FII 2015 depicts stark differences between the two genders in the level of financial inclusion, which is defined by access to a full service account. Men are almost twice as likely to be financially included as women (11% vs. 6%). When it comes to digital financial services, merely 0.3% of the sampled women were found to have a mobile money account, compared to 2.1% of men. In comparison, Kenyan mobile money registrations for women is 68% compared to 75% for men.  

While financial inclusion generally and digital inclusion specifically has been slow to take off in Pakistan, it has been particularly slow for women due to specific social norms (based on certain interpretations of Islamic scriptures) that create segregation between the sexes. While there are exceptions, arguably, for a majority these norms limit interaction between genders except for that between certain close relations. It becomes more difficult for women to act as customers, as it requires interaction with unrelated men given that most jobs are dominated by men.

Opening a bank account, therefore, becomes an issue for some women, as the bank tellers are likely to be men and registration as well as operation requires interaction with such unrelated men. This effectively creates a culture where men engage with all institutions and conduct transactions outside the home, while women are restricted to home-based activities.

When it comes to mobile money, which theoretically can sidestep these restrictions, there are still several important obstacles:

  1. Male agents predominate in Pakistan. Mobile money enables registration and payment processes to be conducted in the privacy of one’s own home. But cash-in-cash-out requirements necessitate some level of interaction with agents, almost 100% of whom are male. Nonetheless, when compared with regular banks, the interaction with mobile money agents is limited because other functions such as person-to-person (P2P) transfers and bill payment do not necessitate a visit to an agent.
  2. Few women own phones. In a report by GSMA, it was noted that South Asia has the largest gender gap in mobile ownership. FII 2015 data bolsters these conclusions as depicted below. South Asian countries generally and Pakistan specifically stand out as having the lowest sampled female ownership of mobile phones relative to men.

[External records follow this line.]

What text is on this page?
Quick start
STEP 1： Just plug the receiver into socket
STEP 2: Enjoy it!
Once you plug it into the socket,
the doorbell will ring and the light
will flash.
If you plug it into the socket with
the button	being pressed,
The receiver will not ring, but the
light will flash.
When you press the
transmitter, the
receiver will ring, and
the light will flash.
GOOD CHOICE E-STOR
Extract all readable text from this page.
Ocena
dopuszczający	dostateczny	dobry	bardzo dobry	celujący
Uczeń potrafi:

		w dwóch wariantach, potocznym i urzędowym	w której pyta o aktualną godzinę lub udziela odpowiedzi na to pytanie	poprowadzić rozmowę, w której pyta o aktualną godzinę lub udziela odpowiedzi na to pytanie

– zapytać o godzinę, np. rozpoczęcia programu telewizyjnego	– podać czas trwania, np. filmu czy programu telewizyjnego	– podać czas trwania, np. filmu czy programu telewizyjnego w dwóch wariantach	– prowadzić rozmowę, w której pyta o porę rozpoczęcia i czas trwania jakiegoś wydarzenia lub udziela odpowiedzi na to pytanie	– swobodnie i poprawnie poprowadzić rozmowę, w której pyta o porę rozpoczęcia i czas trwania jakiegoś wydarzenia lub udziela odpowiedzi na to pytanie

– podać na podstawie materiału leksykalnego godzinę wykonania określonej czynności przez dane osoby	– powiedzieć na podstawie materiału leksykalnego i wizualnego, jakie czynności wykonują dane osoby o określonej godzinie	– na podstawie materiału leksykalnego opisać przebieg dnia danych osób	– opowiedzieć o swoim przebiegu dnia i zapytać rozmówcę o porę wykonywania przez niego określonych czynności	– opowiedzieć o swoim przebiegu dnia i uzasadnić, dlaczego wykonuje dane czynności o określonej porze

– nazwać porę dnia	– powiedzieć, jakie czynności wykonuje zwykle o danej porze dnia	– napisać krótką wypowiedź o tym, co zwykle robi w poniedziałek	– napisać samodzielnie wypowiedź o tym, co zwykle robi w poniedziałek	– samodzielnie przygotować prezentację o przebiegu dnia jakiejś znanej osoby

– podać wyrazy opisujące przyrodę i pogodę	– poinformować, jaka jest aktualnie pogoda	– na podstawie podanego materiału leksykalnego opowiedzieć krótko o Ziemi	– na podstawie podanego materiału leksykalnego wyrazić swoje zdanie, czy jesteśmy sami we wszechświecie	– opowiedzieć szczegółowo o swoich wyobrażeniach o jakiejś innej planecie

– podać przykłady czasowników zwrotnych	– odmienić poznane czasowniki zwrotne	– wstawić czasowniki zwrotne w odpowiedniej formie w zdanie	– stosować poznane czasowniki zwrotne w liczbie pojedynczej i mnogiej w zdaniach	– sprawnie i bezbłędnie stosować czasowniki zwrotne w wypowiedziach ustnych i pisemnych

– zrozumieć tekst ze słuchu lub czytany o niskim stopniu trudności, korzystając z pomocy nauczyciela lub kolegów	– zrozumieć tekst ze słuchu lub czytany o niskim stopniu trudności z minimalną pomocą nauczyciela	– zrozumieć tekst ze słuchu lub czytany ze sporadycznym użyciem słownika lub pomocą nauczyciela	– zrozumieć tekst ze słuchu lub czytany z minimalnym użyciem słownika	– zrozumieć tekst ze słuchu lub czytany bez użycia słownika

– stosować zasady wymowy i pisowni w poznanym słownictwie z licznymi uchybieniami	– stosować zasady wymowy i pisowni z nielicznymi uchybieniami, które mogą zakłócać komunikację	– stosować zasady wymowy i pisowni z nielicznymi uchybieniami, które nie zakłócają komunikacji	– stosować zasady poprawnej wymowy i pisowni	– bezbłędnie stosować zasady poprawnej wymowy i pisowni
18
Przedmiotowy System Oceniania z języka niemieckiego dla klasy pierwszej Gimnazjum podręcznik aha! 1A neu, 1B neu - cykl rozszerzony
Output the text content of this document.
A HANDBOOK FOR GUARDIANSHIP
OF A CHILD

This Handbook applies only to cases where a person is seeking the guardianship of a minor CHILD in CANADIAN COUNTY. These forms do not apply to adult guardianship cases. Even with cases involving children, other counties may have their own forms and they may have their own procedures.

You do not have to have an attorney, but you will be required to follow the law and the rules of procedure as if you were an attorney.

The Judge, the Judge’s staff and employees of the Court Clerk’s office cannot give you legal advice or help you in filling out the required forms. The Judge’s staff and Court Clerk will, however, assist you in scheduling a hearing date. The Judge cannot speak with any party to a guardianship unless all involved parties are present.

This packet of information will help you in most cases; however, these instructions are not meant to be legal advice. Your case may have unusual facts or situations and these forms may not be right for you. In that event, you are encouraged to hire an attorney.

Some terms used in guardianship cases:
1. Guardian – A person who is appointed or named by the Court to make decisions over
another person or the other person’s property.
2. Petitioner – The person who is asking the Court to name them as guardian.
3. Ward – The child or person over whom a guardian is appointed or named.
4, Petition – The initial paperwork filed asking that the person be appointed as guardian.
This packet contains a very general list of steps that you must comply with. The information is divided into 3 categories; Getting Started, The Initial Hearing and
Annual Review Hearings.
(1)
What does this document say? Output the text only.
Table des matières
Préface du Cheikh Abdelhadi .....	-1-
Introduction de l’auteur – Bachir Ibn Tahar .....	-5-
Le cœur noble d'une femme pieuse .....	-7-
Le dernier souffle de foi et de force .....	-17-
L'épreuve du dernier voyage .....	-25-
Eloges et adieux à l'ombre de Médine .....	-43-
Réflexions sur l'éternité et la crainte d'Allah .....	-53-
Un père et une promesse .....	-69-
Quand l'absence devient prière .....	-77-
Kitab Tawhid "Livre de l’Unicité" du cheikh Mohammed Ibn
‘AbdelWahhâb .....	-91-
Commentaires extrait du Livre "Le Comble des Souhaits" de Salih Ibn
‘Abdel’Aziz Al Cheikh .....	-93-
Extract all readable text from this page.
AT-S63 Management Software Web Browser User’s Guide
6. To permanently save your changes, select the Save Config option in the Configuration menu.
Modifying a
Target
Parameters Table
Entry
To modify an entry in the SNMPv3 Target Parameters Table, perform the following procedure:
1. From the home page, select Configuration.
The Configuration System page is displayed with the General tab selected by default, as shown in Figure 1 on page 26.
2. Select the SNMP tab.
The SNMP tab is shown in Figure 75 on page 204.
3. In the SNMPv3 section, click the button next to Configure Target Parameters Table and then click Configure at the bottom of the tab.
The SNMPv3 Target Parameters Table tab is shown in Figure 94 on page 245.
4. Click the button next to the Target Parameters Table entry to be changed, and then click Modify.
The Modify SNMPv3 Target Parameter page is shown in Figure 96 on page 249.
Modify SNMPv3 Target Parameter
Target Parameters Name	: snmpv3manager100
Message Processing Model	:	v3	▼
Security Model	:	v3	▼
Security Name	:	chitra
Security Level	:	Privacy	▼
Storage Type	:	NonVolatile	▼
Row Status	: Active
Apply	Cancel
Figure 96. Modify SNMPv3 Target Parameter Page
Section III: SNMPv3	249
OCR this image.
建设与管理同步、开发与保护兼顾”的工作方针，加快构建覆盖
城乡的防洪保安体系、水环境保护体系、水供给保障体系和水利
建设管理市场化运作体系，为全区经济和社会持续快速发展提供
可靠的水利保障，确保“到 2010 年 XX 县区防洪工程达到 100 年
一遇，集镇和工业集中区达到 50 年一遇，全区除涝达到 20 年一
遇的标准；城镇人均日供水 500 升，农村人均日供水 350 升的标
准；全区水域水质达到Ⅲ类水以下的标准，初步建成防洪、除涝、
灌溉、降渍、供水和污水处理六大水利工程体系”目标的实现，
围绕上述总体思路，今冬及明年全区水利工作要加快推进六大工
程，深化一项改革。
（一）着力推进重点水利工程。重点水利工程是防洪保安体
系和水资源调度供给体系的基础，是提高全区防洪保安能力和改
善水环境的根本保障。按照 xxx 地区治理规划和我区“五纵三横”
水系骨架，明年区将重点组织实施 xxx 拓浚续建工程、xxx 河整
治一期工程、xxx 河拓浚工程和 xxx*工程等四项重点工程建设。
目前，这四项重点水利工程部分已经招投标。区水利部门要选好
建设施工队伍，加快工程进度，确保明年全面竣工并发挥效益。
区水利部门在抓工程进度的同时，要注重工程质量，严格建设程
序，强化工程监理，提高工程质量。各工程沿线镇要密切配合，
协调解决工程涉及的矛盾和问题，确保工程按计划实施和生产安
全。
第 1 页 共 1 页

The Gender Gap in Mobile Phone Ownership

Women in Pakistan have been killed for merely owning mobile phones. These incidents might indicate that, for many male kin, interactions of their female relatives with unrelated men over mobile phones are also a source of “dishonor.” And the impact of such beliefs seem to be significant, as 18% of women non-users in Pakistan responded that they did not use a phone because they were “not allowed to use by family.” For Bangladesh, 3% of women non-users reported the same response, while for India 5% responded that way.

Apart from permission to use mobile phones, women in South Asia seem to rely on friends and family to buy the phones. As the figure below shows, a much lower percentage of women have bought mobile phones themselves in comparison to men. Within South Asia, Pakistan is found to have the lowest proportion of women who buy their own phones.


Addressing the stigma

One way to address these restrictions would be to encourage women entrepreneurs to become mobile money agents. Female retail shop owners, beauty parlor owners, seamstresses, and others like them are ideally suited for female mobile money users, as such entrepreneurs have fixed business addresses and are frequented predominantly by women. One example of such women-focused financial inclusion efforts in Pakistan are carried out by the Kashf Foundation. Since 1999, Kashf has done a cumulative disbursement of more than $400 million in credit to 2.73 million female clients.

Another way would be to counter the stigma through advocacy efforts. These could include gender sensitization through mobile money ad campaigns, public service messages from the Pakistan government, as well as advocacy by donors and NGOs. One crucial ally in that regard could be the clergy in Pakistan. As is seen in the advocacy campaign for polio vaccination of children, the stigma of polio vaccination being “un-Islamic” is countered with the clergy’s help. The same could be done for fighting the stigma associated with female ownership of mobile phone.

The promise of mobile phones is immense for financial inclusion of women. With low registration requirements as well as low logistical demands for operations, digital financial services are ideally suited for the unbanked women in Pakistan. However, the social norms around gender segregation need to be addressed, including in particular the stigma attached with women’s ownership of mobile phones and their interaction with male agents. This requires a change in mindset and bringing that about is beyond the means and mandate of Pakistan’s mobile money industry. Government, donors, NGOs, and civil society need to come together as the rewards of higher financial inclusion of women have far reaching benefits for the economy and society as a whole.